Results of the materiality assessment
The following ESRS standards are considered material from a double materiality perspective. For a more detailed discussion of the justification for considering a standard as material, see the relevant sections for environmental, social and governance information.
Significant standards in ESRS to report under
Standard | Part of the value chain |
---|---|
E1 Climate change | The whole value chain |
E2 Pollution | Upstream in the value chain and the own operations |
E4 Biodiversity and ecosystems | Upstream in the value chain |
S1 Own workforve | The own operations |
S2 Workers in the value chain | Upstream in the value chain |
S4 Consumers and end-users | Downstream in the value chain |
G1 Business conduct | The whole value chain |
Results of stakeholder dialogue
In 2023, AddLife engaged in dialogue on the topic of sustainability with our key stakeholders.
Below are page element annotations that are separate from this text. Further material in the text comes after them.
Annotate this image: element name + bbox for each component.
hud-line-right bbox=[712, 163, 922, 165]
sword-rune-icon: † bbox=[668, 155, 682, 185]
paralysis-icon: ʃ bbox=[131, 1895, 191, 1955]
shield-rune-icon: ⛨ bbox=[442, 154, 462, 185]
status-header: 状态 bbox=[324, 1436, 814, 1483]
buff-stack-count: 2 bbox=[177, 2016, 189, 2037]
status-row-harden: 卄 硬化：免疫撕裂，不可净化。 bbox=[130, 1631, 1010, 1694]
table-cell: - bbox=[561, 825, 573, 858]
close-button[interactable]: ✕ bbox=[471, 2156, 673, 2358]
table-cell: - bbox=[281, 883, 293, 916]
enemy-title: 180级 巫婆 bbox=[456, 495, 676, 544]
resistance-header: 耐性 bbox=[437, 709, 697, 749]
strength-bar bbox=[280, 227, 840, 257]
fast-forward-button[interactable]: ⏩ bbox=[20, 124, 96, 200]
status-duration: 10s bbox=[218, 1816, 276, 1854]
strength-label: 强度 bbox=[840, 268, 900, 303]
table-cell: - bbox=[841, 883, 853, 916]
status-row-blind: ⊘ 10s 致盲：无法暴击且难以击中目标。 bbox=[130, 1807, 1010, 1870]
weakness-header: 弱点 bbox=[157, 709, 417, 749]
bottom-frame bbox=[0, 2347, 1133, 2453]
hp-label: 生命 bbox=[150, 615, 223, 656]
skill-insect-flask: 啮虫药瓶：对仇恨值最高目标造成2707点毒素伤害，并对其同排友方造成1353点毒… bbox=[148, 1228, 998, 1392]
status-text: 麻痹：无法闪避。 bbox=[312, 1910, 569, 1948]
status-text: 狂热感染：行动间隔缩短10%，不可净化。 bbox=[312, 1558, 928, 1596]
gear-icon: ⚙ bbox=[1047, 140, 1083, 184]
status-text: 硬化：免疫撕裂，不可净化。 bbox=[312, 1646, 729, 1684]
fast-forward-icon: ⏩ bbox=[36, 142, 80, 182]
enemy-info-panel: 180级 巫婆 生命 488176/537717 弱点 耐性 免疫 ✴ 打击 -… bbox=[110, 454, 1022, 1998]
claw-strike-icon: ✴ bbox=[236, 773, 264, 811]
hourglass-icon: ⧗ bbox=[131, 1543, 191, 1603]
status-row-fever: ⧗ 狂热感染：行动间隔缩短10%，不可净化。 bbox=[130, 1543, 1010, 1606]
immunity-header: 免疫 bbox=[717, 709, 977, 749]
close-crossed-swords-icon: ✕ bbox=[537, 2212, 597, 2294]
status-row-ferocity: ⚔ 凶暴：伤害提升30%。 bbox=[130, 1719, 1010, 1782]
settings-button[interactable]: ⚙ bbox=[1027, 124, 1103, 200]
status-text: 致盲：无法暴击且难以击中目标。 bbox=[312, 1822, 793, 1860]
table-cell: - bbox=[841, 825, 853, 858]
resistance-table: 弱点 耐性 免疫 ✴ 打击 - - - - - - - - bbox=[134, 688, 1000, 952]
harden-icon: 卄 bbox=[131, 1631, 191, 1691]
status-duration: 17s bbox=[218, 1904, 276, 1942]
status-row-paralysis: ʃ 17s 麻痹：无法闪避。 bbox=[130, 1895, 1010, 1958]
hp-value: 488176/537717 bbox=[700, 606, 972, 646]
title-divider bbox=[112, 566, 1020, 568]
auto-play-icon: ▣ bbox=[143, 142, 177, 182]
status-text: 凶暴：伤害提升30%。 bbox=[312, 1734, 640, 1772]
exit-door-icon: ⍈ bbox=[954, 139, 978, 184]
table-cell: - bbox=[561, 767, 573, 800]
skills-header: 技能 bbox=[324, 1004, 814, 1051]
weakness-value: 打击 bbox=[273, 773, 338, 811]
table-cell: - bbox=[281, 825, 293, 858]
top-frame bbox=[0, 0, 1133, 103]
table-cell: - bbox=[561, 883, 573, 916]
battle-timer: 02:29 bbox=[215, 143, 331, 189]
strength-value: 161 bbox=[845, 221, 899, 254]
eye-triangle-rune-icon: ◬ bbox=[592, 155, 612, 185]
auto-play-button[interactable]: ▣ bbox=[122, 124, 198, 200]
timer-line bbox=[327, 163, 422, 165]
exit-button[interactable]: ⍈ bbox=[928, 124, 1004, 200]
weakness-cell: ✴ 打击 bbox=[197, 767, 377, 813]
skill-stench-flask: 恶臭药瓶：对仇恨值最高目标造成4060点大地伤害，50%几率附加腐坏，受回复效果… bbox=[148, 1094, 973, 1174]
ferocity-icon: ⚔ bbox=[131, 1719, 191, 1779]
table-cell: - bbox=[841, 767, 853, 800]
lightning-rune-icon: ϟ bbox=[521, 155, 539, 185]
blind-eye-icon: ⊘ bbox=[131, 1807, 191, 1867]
We interviewed our investors, equity analysts, bankers and experts, and we also conducted an employee survey aimed at all employees. In 2024, our dialogues with our key stakeholders will continue, with a focus on our customers and suppliers. The most critical concerns for our key stakeholders include, in no particular order: reducing our climate footprint, improving resource efficiency, ensuring employee well-being and skills development, product safety, making a positive contribution to healthcare and social services, addressing sustainability risks in the supply chain, and adhering to ethical business practices.
Methodology for the materiality analysis and stakeholder dialogues
The materiality analysis was conducted by analysing the operations and value chain based on the topics, sub-topics, and sub-sub-topics as specified in the ESRS. The materiality assessment considers the negative and positive sustainability impacts of different activities in different geographic locations and different segments of the value chain. The materiality assessment also considers whether AddLife is involved in impacts either through our own operations or as a consequence of business relationships. We have engaged in dialogue with key stakeholders and external experts to inform and validate the materiality assessment. Where direct dialogue with relevant stakeholders has not been feasible, we have assessed their viewpoints based on available resources.
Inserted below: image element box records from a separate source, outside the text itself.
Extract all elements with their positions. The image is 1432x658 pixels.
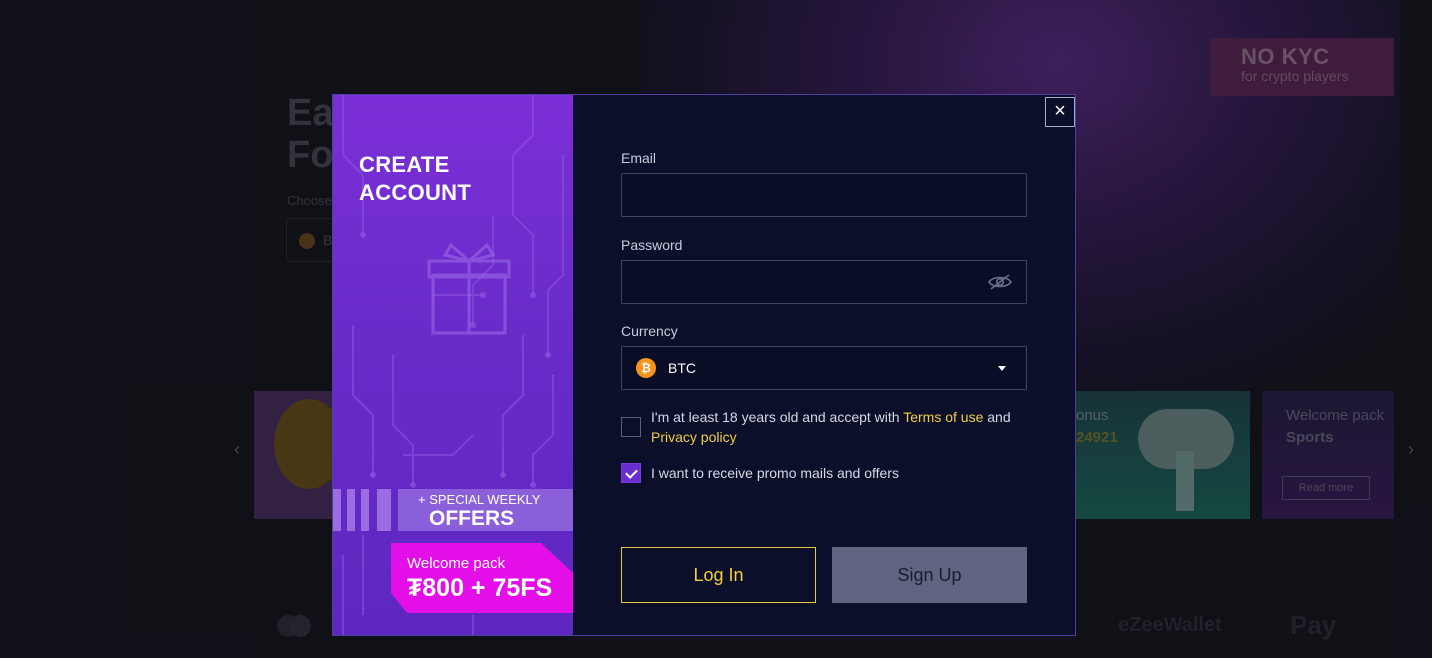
bitcoin-icon: ₿: [636, 358, 656, 378]
title-line2: ACCOUNT: [359, 180, 472, 205]
modal-promo-panel: CREATE ACCOUNT + SPECIAL WEEKLY OFFERS W…: [333, 95, 573, 635]
promo-checkbox[interactable]: [621, 463, 641, 483]
weekly-offers-title: OFFERS: [429, 507, 515, 530]
create-account-title: CREATE ACCOUNT: [359, 151, 471, 207]
chevron-down-icon: [998, 366, 1006, 371]
close-icon[interactable]: ×: [1045, 97, 1075, 127]
email-field[interactable]: [621, 173, 1027, 217]
eye-slash-icon[interactable]: [987, 273, 1013, 291]
currency-value: BTC: [668, 360, 696, 376]
weekly-offers-subtitle: + SPECIAL WEEKLY: [418, 492, 541, 507]
login-button[interactable]: Log In: [621, 547, 816, 603]
create-account-modal: CREATE ACCOUNT + SPECIAL WEEKLY OFFERS W…: [332, 94, 1076, 636]
password-wrapper: [621, 260, 1027, 304]
gift-icon: [427, 242, 511, 335]
signup-button[interactable]: Sign Up: [832, 547, 1027, 603]
privacy-policy-link[interactable]: Privacy policy: [651, 429, 737, 445]
welcome-pack-value: ₮800 + 75FS: [407, 574, 553, 602]
password-label: Password: [621, 237, 683, 253]
email-label: Email: [621, 150, 657, 166]
terms-prefix: I'm at least 18 years old and accept wit…: [651, 409, 900, 425]
terms-text: I'm at least 18 years old and accept wit…: [651, 407, 1031, 447]
currency-select[interactable]: ₿ BTC: [621, 346, 1027, 390]
terms-of-use-link[interactable]: Terms of use: [903, 409, 983, 425]
promo-label: I want to receive promo mails and offers: [651, 465, 899, 481]
title-line1: CREATE: [359, 152, 450, 177]
terms-and: and: [987, 409, 1011, 425]
password-field[interactable]: [621, 260, 1027, 304]
currency-label: Currency: [621, 323, 678, 339]
terms-checkbox[interactable]: [621, 417, 641, 437]
welcome-pack-label: Welcome pack: [407, 555, 506, 572]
Impacts, risks and opportunities have been prioritised based on their materiality. Materiality has been calculated based on various parameters, depending on whether positive impacts, negative impacts, risks or opportunities have been assessed. The threshold has been continually monitored and adjusted during the assessment process in relation to the completed materiality assessments. This approach ensures that no material impact, risk or opportunity is deemed non-material and therefore omitted from the sustainability report.
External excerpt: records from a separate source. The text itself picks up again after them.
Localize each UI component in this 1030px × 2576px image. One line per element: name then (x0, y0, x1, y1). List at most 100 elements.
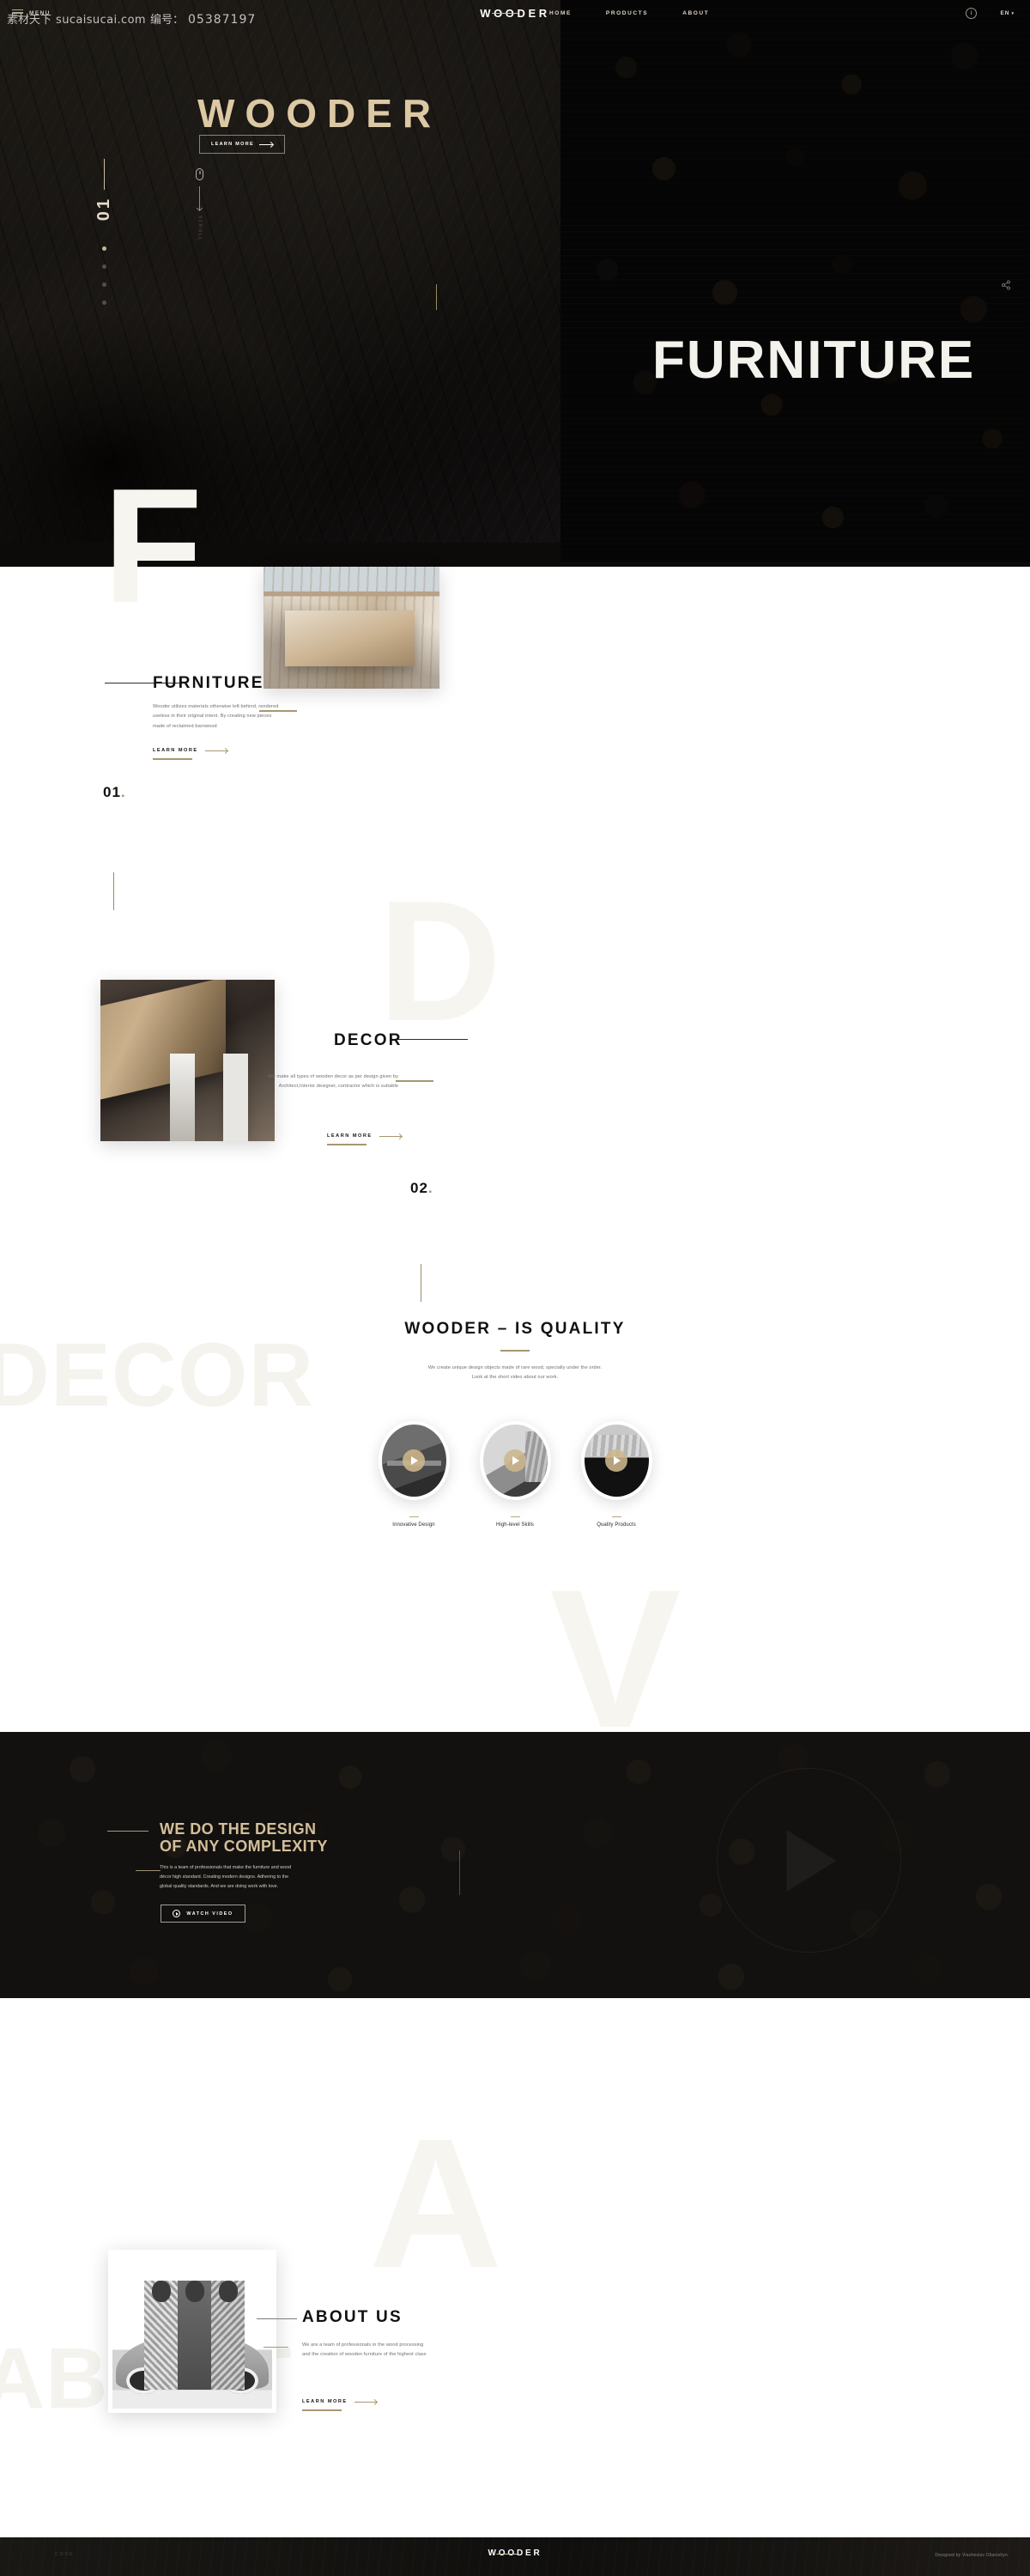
nav-item-products[interactable]: PRODUCTS (606, 10, 648, 16)
underline (302, 2409, 342, 2411)
about-paragraph: We are a team of professionals in the wo… (302, 2342, 427, 2358)
about-title-rule (257, 2318, 297, 2319)
chevron-down-icon: ▾ (1011, 10, 1015, 16)
main-nav: HOME PRODUCTS ABOUT (549, 10, 709, 16)
play-icon[interactable] (403, 1449, 425, 1472)
hero-dot-4[interactable] (102, 301, 106, 306)
arrow-right-icon (379, 1135, 402, 1137)
footer-logo[interactable]: WOODER (488, 2549, 542, 2558)
site-header: MENU W OO DER HOME PRODUCTS ABOUT i EN ▾ (0, 0, 1030, 26)
quality-card-high-level-skills[interactable]: High-level Skills (479, 1421, 551, 1528)
hero-counter-number: 01 (94, 197, 113, 222)
about-paragraph-rule (264, 2347, 288, 2348)
mouse-scroll-icon (196, 168, 203, 180)
arrow-right-icon (354, 2401, 377, 2403)
watermark-letter-v: V (549, 1548, 682, 1769)
watermark-letter-d: D (378, 866, 502, 1057)
complexity-title: WE DO THE DESIGN OF ANY COMPLEXITY (160, 1820, 328, 1855)
quality-title: WOODER – IS QUALITY (404, 1320, 626, 1338)
decor-learn-more[interactable]: LEARN MORE (327, 1126, 402, 1145)
decor-image (100, 980, 275, 1141)
quality-paragraph-line2: Look at the short video about our work. (471, 1375, 559, 1381)
complexity-title-line2: OF ANY COMPLEXITY (160, 1838, 328, 1856)
furniture-paragraph: Wooder utilizes materials otherwise left… (153, 704, 279, 729)
furniture-accent-line (113, 872, 114, 910)
watch-video-button[interactable]: WATCH VIDEO (161, 1905, 245, 1923)
decor-number: 02. (410, 1180, 433, 1197)
complexity-title-rule (107, 1831, 148, 1832)
scroll-label: SCROLL (197, 216, 203, 241)
hero-dot-1[interactable] (102, 246, 106, 252)
scroll-indicator[interactable]: SCROLL (196, 168, 203, 241)
watermark-letter-a: A (369, 2099, 503, 2306)
language-label: EN (1000, 9, 1010, 16)
hero-accent-tick (436, 284, 437, 310)
counter-line (104, 159, 105, 190)
hero-learn-more-button[interactable]: LEARN MORE (199, 135, 285, 154)
furniture-number: 01. (103, 784, 126, 801)
hero-image-right-firewood (560, 0, 1030, 562)
quality-card-label: Quality Products (597, 1522, 636, 1528)
about-learn-more-label: LEARN MORE (302, 2399, 348, 2404)
quality-card-label: Innovative Design (392, 1522, 435, 1528)
info-icon[interactable]: i (966, 7, 977, 19)
watermark-text-furniture: FURNITURE (652, 331, 976, 390)
about-learn-more[interactable]: LEARN MORE (302, 2391, 377, 2411)
footer-code-text: CODE (55, 2552, 75, 2557)
furniture-learn-more-label: LEARN MORE (153, 748, 198, 753)
quality-card-innovative-design[interactable]: Innovative Design (378, 1421, 450, 1528)
furniture-number-value: 01 (103, 784, 121, 800)
quality-card-quality-products[interactable]: Quality Products (580, 1421, 652, 1528)
nav-item-about[interactable]: ABOUT (682, 10, 709, 16)
share-icon[interactable] (1001, 279, 1011, 290)
decor-title: DECOR (334, 1031, 403, 1049)
complexity-section (0, 1732, 1030, 1998)
decor-paragraph: We make all types of wooden decor as per… (268, 1074, 398, 1090)
hero-learn-more-label: LEARN MORE (211, 142, 254, 147)
quality-video-cards: Innovative Design High-level Skills Qual… (0, 1421, 1030, 1528)
header-logo[interactable]: W OO DER (480, 7, 550, 20)
footer-credit: Designed by Viacheslav Olianishyn (935, 2553, 1008, 2558)
arrow-right-icon (204, 750, 227, 751)
furniture-number-dot: . (120, 784, 126, 800)
furniture-title: FURNITURE (153, 674, 264, 692)
complexity-paragraph-rule (136, 1870, 161, 1872)
underline (153, 758, 192, 760)
play-icon[interactable] (605, 1449, 627, 1472)
hero-slide-counter: 01 (94, 159, 114, 306)
menu-button[interactable]: MENU (12, 9, 51, 17)
hero-dot-3[interactable] (102, 283, 106, 288)
quality-paragraph-line1: We create unique design objects made of … (427, 1365, 603, 1370)
arrow-right-icon (258, 143, 273, 145)
menu-label: MENU (29, 9, 51, 16)
underline (327, 1144, 367, 1145)
about-image (108, 2250, 276, 2413)
hero-title: WOODER (197, 91, 442, 136)
hero-dot-2[interactable] (102, 264, 106, 270)
watermark-letter-f: F (103, 455, 203, 637)
quality-card-label: High-level Skills (495, 1522, 535, 1528)
hero-slide-dots[interactable] (94, 246, 114, 306)
complexity-paragraph: This is a team of professionals that mak… (160, 1865, 292, 1889)
quality-divider (500, 1350, 530, 1352)
language-selector[interactable]: EN ▾ (1000, 10, 1015, 16)
person-graphic (178, 2280, 212, 2391)
decor-number-dot: . (427, 1180, 433, 1196)
decor-learn-more-label: LEARN MORE (327, 1133, 373, 1139)
hero-image-left (0, 0, 560, 543)
complexity-accent-tick (459, 1850, 460, 1895)
hamburger-icon (12, 9, 23, 17)
furniture-learn-more[interactable]: LEARN MORE (153, 740, 227, 760)
person-graphic (211, 2280, 245, 2391)
divider (409, 1516, 419, 1518)
arrow-down-icon (199, 186, 200, 210)
watch-video-label: WATCH VIDEO (186, 1911, 233, 1917)
background-play-icon (717, 1768, 901, 1953)
about-title: ABOUT US (302, 2308, 403, 2326)
decor-paragraph-rule (396, 1080, 433, 1082)
play-icon[interactable] (504, 1449, 526, 1472)
divider (611, 1516, 621, 1518)
furniture-image (264, 567, 439, 689)
nav-item-home[interactable]: HOME (549, 10, 572, 16)
divider (510, 1516, 520, 1518)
Materiality for negative impacts is based on their severity and likelihood. Severity is based on the scale, scope and irremediable character of negative impacts. Materiality for positive impacts is based on scale, scope and likelihood. For sustainability-related risks and opportunities, the materiality analysis is based on the potential financial effect on the Group, along with the likelihood of the risk or opportunity. Risks and opportunities have been identified based on the impact AddLife generates and the relationships and resources on which AddLife relies.
In 2023, sustainability-related risks have been assessed separately from other business-related risks within the Group. From 2024 onwards, this information will be integrated into the overarching risk analysis.
AddLife has updated the methodology for its materiality assessment in compliance with ESRS and CSRD. Previously, the materiality assessment only included sustainability-related risks and opportunities for AddLife's operations. Now the perspective of AddLife's impact on people and the environment is also included.